4) Вот почему клинамен не манифестирует ни случайности, ни неопределённости. Он манифестирует что-то совершенно иное, lex atomi, то есть нередуцируемую множественность причин и причинных серий, а также невозможность воссоединения причин в некое единое целое. Фактически, клинамен — это определение встречи каузальных серий, где каждая каузальная серия задается движением атома и сохраняет при такой встрече свою полную независимость. В знаменитых спорах, которые вели между собой эпикурейцы и стоики, проблема не была связана непосредственно со случайностью и необходимостью, а скорее с причинностью и судьбой. Эпикурейцы и стоики одинаково утверждают причинность (нет движения без причины); но стоики хотят утвердить также и судьбу, то есть, единство причин «между собой». На это эпикурейцы возражают, что нельзя утверждать судьбу, не вводя также и необходимость, то есть, абсолютную связь эффектов друг с другом. Да, стоики отвергают то, что они, мол, вообще не вводят необходимость; но эпикурейцы, со своей стороны, не могут отказаться от единства причин, не впадая в случайность и вероятность[193]. Итак, подлинная проблема такова: существует ли единство причин между собой, должно ли размышление о Природе свести причины в единое целое? Главное различие между эпикурейцами и стоиками в том, что они не одинаково расщепляют причинное отношение. Стоики утверждают различие по природе между телесными причинами и их бестелесными эффектами. В результате эффекты отсылают к эффектам и образуют некое сопряжение, тогда как причины отсылают к причинам и образуют некое единство. Напротив, эпикурейцы утверждают независимость множественности материальных причинных серий, ссылаясь на отклонение, воздействующее на каждую серию; и только в этом объективном смысле клинамен может быть назван случаем.

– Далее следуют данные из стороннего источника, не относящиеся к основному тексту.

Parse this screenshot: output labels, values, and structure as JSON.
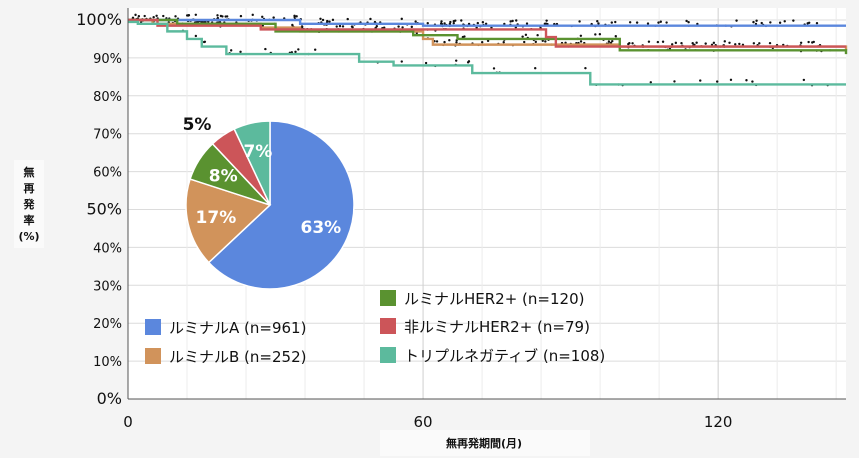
{
  "chart_data": [
    {
      "type": "line",
      "ylabel": "無再発率(%)",
      "xlabel": "無再発期間(月)",
      "xlim": [
        0,
        146
      ],
      "ylim": [
        0,
        100
      ],
      "x_ticks": [
        0,
        60,
        120
      ],
      "y_ticks": [
        "0%",
        "10%",
        "20%",
        "30%",
        "40%",
        "50%",
        "60%",
        "70%",
        "80%",
        "90%",
        "100%"
      ],
      "grid": true,
      "legend_position": "bottom-center",
      "series": [
        {
          "name": "ルミナルA (n=961)",
          "color": "#5b87dd",
          "points": [
            [
              0,
              100
            ],
            [
              15,
              100
            ],
            [
              35,
              99
            ],
            [
              60,
              98.5
            ],
            [
              146,
              98.5
            ]
          ]
        },
        {
          "name": "ルミナルB (n=252)",
          "color": "#d1935b",
          "points": [
            [
              0,
              100
            ],
            [
              5,
              99
            ],
            [
              27,
              98
            ],
            [
              35,
              97
            ],
            [
              60,
              95
            ],
            [
              62,
              93.5
            ],
            [
              100,
              93
            ],
            [
              146,
              92
            ]
          ]
        },
        {
          "name": "ルミナルHER2+ (n=120)",
          "color": "#5a9230",
          "points": [
            [
              0,
              100
            ],
            [
              10,
              99
            ],
            [
              30,
              97
            ],
            [
              58,
              96
            ],
            [
              67,
              95
            ],
            [
              100,
              92
            ],
            [
              146,
              91
            ]
          ]
        },
        {
          "name": "非ルミナルHER2+ (n=79)",
          "color": "#cc5559",
          "points": [
            [
              0,
              100
            ],
            [
              6,
              98.5
            ],
            [
              27,
              97.5
            ],
            [
              85,
              95.5
            ],
            [
              87,
              93
            ],
            [
              146,
              93
            ]
          ]
        },
        {
          "name": "トリプルネガティブ (n=108)",
          "color": "#5cba9d",
          "points": [
            [
              0,
              99.5
            ],
            [
              2,
              99
            ],
            [
              8,
              97
            ],
            [
              12,
              95
            ],
            [
              15,
              93
            ],
            [
              20,
              91
            ],
            [
              47,
              89
            ],
            [
              54,
              88
            ],
            [
              70,
              86
            ],
            [
              94,
              83
            ],
            [
              146,
              83
            ]
          ]
        }
      ]
    },
    {
      "type": "pie",
      "slices": [
        {
          "label": "63%",
          "value": 63,
          "color": "#5b87dd"
        },
        {
          "label": "17%",
          "value": 17,
          "color": "#d1935b"
        },
        {
          "label": "8%",
          "value": 8,
          "color": "#5a9230"
        },
        {
          "label": "5%",
          "value": 5,
          "color": "#cc5559"
        },
        {
          "label": "7%",
          "value": 7,
          "color": "#5cba9d"
        }
      ]
    }
  ]
}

5) Атомы обладают различными размерами и формами. Но атом не может обладать каким угодно размером, поскольку тогда он достигал бы и превосходил чувственно воспринимаемый минимум. Не может он обладать и бесконечным числом форм, поскольку каждое различие в форме предполагает либо смешение минимумов атомов, либо умножение этих минимумов, которое не может продолжаться до бесконечности без того, чтобы атом, опять же, не стал чувственно воспринимаемым.[194] Размеры и формы атомов не бесконечны по числу; однако, существует бесконечность атомов одного и того же размера и формы.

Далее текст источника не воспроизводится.